Ireland's Data Protection Commission has imposed TikTok's largest-ever GDPR penalty for systemic failures in protecting minors' data, including default public accounts for under-18s and inadequate age verification.

The Irish Data Protection Commission (DPC) has levied a €345 million ($370 million) fine against TikTok for violating the EU's General Data Protection Regulation (GDPR), marking the platform's largest privacy penalty to date. The decision (DPC Case Reference IN-20-7-1) stems from a 2021 investigation into TikTok's handling of children's accounts between July 2020 and December 2021.
What Happened
TikTok was found to have:
- Set under-18 accounts to public by default, exposing minors' content/locations
- Implemented inadequate age verification systems, enabling adult contact with children
- Failed to provide transparent privacy notices as required under GDPR Articles 12-14
- Allowed "Family Pairing" feature without verifying parental relationships
Legal Basis
This enforcement action invokes multiple GDPR provisions:
- Article 5(1)(c): Data minimization violations
- Article 5(1)(f): Insufficient security safeguards
- Article 24(1): Failure to implement privacy-by-design
- Article 25(1): Default settings exposing minors' data
The DPC specifically cited TikTok's violation of the Children's Online Privacy Protection Rule (COPPA) equivalent standards under GDPR's Article 8 on child consent.
Impact on Users
- 13.5 million EU minors had accounts during the violation period
- Public default settings led to documented cases of child grooming and harassment
- Age estimation flaws permitted under-13 usage despite platform restrictions
Corporate Consequences
- TikTok must implement age-gating improvements within 3 months
- Required to reset privacy defaults for all minor accounts to private-by-default
- Mandatory third-party audits of minor protection systems
- Brings TikTok's total GDPR fines to €425 million since 2021
Broader Compliance Implications
This ruling establishes critical precedents:
- Default settings now recognized as high-risk processing under GDPR
- Platforms must use robust age assurance beyond self-declaration
- "Dark patterns" in minor-facing interfaces face increased scrutiny
The decision aligns with tightening global regulations, including:
- UK's Age-Appropriate Design Code
- California's Age-Appropriate Design Code Act (AB 2273)

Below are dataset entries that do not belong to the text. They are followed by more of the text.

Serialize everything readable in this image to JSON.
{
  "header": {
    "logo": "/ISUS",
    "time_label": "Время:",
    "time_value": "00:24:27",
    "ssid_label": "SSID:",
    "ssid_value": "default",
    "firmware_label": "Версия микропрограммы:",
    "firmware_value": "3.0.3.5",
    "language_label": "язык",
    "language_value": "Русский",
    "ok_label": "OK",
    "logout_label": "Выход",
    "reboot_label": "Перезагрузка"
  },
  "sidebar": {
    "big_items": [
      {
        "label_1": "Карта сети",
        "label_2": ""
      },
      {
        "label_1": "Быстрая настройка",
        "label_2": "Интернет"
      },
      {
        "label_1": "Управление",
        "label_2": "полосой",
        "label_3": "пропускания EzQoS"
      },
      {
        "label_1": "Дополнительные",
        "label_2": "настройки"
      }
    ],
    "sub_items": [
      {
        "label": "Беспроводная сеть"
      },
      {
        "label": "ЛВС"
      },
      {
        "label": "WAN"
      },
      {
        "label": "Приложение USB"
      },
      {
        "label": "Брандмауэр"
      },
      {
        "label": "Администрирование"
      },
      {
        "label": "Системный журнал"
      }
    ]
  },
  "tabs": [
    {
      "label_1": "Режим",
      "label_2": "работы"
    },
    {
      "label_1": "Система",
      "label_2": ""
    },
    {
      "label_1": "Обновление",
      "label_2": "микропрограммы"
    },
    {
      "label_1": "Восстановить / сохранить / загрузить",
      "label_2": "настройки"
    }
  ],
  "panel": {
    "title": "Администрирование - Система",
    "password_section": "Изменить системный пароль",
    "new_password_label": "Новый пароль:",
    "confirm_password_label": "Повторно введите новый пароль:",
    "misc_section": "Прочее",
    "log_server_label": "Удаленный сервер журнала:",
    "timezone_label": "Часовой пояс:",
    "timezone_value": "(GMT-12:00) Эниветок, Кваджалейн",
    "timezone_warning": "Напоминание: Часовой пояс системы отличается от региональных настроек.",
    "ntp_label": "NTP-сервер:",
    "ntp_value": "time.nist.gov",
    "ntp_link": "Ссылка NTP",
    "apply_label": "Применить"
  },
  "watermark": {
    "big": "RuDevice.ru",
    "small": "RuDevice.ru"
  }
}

- Proposed updates to the US Children's Online Privacy Protection Act (COPPA)
TikTok's official response commits to design changes but disputes the DPC's calculation methods. Digital rights groups like noyb argue the penalty should have been higher given TikTok's 150 million EU users.
This enforcement signals regulators' growing impatience with tech platforms' privacy negligence toward minors, likely triggering similar actions against Meta, YouTube, and Snapchat as child protection becomes GDPR's enforcement priority.